Question

The line segment joining the points (3, −1) and (−6, 5) is trisected. Find the co-ordinates of the points of trisection.

Answer 1

If a point divides the line joining A(x₁, y₁) and B(x₂, y₂) internally in the ratio m₁ : m₂ (where m₁ = AP and m₂ = PB),

Then the coordinates of that point are,

x = `((m_1 xx x_2) + (m_2 xx x_1)) / (m_1 + m_2)`,

y = `((m_1 xx y_2) + (m_2 xx y_1)) / (m_1 + m_2)`

Given:

A = (3, −1) and B = (−6, 5),

Here, let P and Q trisect AB with P nearer A.

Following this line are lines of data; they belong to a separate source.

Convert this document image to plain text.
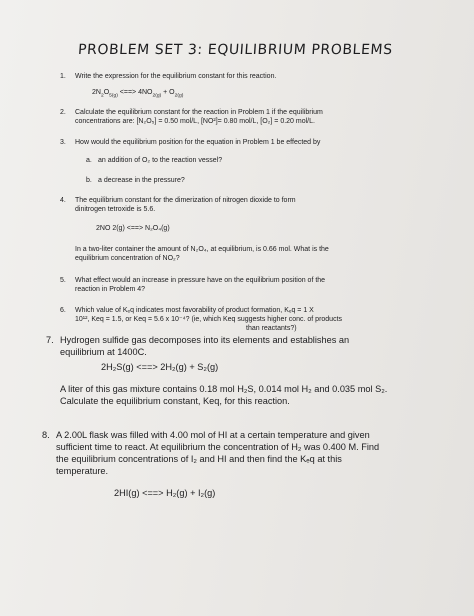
PROBLEM SET 3: EQUILIBRIUM PROBLEMS

1. Write the expression for the equilibrium constant for this reaction.

$2N_2O_{5(g)}$ <==> $4NO_{2(g)} + O_{2(g)}$

2. Calculate the equilibrium constant for the reaction in Problem 1 if the equilibrium

concentrations are: [N₂O₅] = 0.50 mol/L, [NO²]= 0.80 mol/L, [O₂] = 0.20 mol/L.

3. How would the equilibrium position for the equation in Problem 1 be effected by

a. an addition of O₂ to the reaction vessel?

b. a decrease in the pressure?

4. The equilibrium constant for the dimerization of nitrogen dioxide to form

dinitrogen tetroxide is 5.6.

2NO 2(g) <==> N₂O₄(g)

In a two-liter container the amount of N₂O₄, at equilibrium, is 0.66 mol. What is the

equilibrium concentration of NO₂?

5. What effect would an increase in pressure have on the equilibrium position of the

reaction in Problem 4?

6. Which value of Kₑq indicates most favorability of product formation, Kₑq = 1 X

10¹², Keq = 1.5, or Keq = 5.6 x 10⁻⁴? (ie, which Keq suggests higher conc. of products

than reactants?)

7. Hydrogen sulfide gas decomposes into its elements and establishes an

equilibrium at 1400C.

2H₂S(g) <==> 2H₂(g) + S₂(g)

A liter of this gas mixture contains 0.18 mol H₂S, 0.014 mol H₂ and 0.035 mol S₂.

Calculate the equilibrium constant, Keq, for this reaction.

8. A 2.00L flask was filled with 4.00 mol of HI at a certain temperature and given

sufficient time to react. At equilibrium the concentration of H₂ was 0.400 M. Find

the equilibrium concentrations of I₂ and HI and then find the Kₑq at this

temperature.

2HI(g) <==> H₂(g) + I₂(g)
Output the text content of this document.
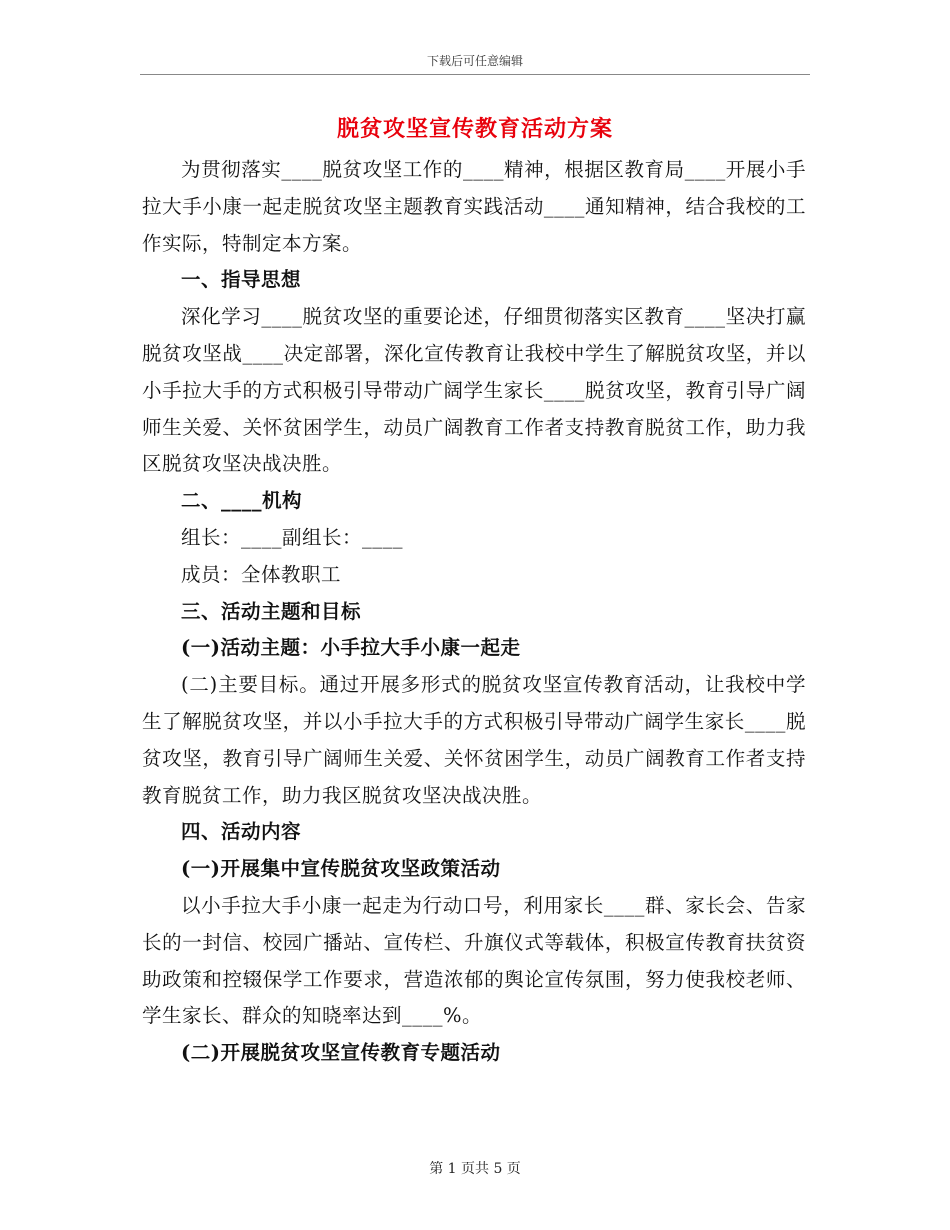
下载后可任意编辑
脱贫攻坚宣传教育活动方案

为贯彻落实____脱贫攻坚工作的____精神，根据区教育局____开展小手拉大手小康一起走脱贫攻坚主题教育实践活动____通知精神，结合我校的工作实际，特制定本方案。

一、指导思想

深化学习____脱贫攻坚的重要论述，仔细贯彻落实区教育____坚决打赢脱贫攻坚战____决定部署，深化宣传教育让我校中学生了解脱贫攻坚，并以小手拉大手的方式积极引导带动广阔学生家长____脱贫攻坚，教育引导广阔师生关爱、关怀贫困学生，动员广阔教育工作者支持教育脱贫工作，助力我区脱贫攻坚决战决胜。

二、____机构

组长：____副组长：____

成员：全体教职工

三、活动主题和目标

(一)活动主题：小手拉大手小康一起走

(二)主要目标。通过开展多形式的脱贫攻坚宣传教育活动，让我校中学生了解脱贫攻坚，并以小手拉大手的方式积极引导带动广阔学生家长____脱贫攻坚，教育引导广阔师生关爱、关怀贫困学生，动员广阔教育工作者支持教育脱贫工作，助力我区脱贫攻坚决战决胜。

四、活动内容

(一)开展集中宣传脱贫攻坚政策活动

以小手拉大手小康一起走为行动口号，利用家长____群、家长会、告家长的一封信、校园广播站、宣传栏、升旗仪式等载体，积极宣传教育扶贫资助政策和控辍保学工作要求，营造浓郁的舆论宣传氛围，努力使我校老师、学生家长、群众的知晓率达到____%。

(二)开展脱贫攻坚宣传教育专题活动

第 1 页共 5 页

⇒ Point P: AP : PB = 1 : 2,

So m₁ = 1, m₂ = 2

xP = `((1 xx x_2) + (2 xx x_1)) / (1 + 2)`

xP = `(1 xx (−6) + 2 xx 3) / 3`

xP = `(−6 + 6) / 3`

∴ xP = 0

yP = `((1 xx y_2) + (2 xx y_1)) / 3`

yP = `(1 xx 5 + 2 xx (−1)) / 3`

yP = `(5 − 2) / 3`

∴ yP = 1

So P = (0, 1)

⇒ Point Q: AQ : QB = 2 : 1,

So m₁ = 2, m₂ = 1

xQ = `((2 xx x_2) + (1 xx x_1)) / (2 + 1)`

xQ = `(2 xx (−6) + 1 xx 3)/3`

xQ = `(−12 + 3) / 3`

∴ xQ = −3

yQ = `((2 xx y_2) + (1 xx y_1))/3`

yQ = `(2 xx 5 + 1 xx (−1)) / 3`

yQ = `(10 − 1)/3`

∴ yQ = 3

So Q = (−3, 3)

Hence, the Points of trisection are P = (0, 1) and Q = (−3, 3).